Hey, Bex, there are chili-pepper fairy lights in Tesco. You should get those!

Janice

There are banana ones in Sainsbury’s.

Martin

What’s a banana got to do with Christmas????

Mum

Dad says, why not have an avocado theme? It’s very “now.” We’ve just bought avocado fairy lights for our gin-and-cactus social evening!!!!!

Janice

What’s a gin-and-cactus evening?

Mum

You drink gin and show your cactuses. Everyone does it in Shoreditch, love.

Janice

I’m sure they do all kinds of things in Shoreditch.

Jess

Fairy lights are problematic.

OK, so the Christmas WhatsApp group might have been a mistake.

I’ve had 134 notifications and we only began last night. I can’t nearly keep track of all the millions of suggestions everyone’s making.
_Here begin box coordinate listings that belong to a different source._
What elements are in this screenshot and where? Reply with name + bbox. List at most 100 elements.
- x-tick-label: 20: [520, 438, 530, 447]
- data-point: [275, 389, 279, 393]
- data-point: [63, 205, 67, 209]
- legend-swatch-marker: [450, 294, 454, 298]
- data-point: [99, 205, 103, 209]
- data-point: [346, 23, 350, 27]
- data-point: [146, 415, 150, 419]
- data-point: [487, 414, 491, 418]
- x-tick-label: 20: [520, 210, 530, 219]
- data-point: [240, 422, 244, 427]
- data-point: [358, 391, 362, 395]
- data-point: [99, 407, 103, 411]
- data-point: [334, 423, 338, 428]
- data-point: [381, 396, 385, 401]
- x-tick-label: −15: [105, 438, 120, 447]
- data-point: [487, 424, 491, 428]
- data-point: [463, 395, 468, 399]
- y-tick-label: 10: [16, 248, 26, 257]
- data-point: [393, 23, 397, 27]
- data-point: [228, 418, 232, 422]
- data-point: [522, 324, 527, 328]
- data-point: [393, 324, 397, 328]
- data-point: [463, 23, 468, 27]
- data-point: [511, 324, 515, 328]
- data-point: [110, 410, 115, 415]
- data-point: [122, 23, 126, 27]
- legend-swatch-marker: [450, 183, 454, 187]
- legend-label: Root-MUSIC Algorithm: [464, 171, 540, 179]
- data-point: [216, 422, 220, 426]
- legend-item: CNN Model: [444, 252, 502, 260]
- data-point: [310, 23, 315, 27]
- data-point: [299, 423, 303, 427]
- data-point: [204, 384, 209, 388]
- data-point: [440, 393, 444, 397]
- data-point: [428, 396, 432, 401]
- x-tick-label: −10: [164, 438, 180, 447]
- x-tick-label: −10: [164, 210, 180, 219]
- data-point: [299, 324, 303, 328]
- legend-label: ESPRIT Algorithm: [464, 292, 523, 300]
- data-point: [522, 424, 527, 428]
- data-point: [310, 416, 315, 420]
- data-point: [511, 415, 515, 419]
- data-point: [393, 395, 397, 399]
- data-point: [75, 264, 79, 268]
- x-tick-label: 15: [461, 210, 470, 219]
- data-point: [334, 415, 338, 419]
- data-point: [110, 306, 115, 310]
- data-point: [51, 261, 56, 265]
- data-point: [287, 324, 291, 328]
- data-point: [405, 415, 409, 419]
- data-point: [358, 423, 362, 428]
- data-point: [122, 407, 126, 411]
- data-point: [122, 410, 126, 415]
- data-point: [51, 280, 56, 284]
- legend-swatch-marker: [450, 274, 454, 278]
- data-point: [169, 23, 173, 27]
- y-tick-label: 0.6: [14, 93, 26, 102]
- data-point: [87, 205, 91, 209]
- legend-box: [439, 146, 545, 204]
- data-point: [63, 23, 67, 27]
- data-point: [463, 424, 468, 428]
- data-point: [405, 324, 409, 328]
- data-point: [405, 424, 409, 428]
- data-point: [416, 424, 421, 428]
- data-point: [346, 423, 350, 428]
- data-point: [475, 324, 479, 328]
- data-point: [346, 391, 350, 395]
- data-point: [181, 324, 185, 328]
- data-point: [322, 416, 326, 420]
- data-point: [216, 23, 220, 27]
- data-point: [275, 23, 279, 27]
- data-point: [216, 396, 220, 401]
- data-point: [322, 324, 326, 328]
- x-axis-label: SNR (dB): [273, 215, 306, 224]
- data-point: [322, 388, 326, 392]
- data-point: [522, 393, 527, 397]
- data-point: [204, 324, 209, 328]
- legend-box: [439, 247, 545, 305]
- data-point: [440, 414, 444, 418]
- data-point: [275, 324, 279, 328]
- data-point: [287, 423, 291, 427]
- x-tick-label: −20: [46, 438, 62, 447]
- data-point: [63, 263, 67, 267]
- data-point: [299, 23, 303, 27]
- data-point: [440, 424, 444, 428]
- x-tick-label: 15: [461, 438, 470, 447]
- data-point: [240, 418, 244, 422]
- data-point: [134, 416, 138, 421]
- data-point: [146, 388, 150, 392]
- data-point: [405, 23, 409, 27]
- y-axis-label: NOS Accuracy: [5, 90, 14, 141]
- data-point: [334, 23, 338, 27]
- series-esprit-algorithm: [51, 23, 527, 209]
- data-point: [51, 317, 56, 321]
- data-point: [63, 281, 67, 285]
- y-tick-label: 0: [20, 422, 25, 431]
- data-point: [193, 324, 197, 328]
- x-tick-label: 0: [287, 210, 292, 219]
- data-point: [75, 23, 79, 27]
In about half an hour we went from best chocolates to best mince pies to best Christmas films to best version of A Christmas Carol.

(The Muppets, obviously. Dad doesn’t agree—but he can’t get over the fact that it’s Muppets, which he calls “puppets.” That was, like, ten messages right there.)

I keep telling myself to stay calm. I keep saying to myself, “Whatever the Grinch can steal, that’s not Christmas.” It’s all details. It’s white noise. It doesn’t matter what kind of mince pies we have, does it? Or brandy butter?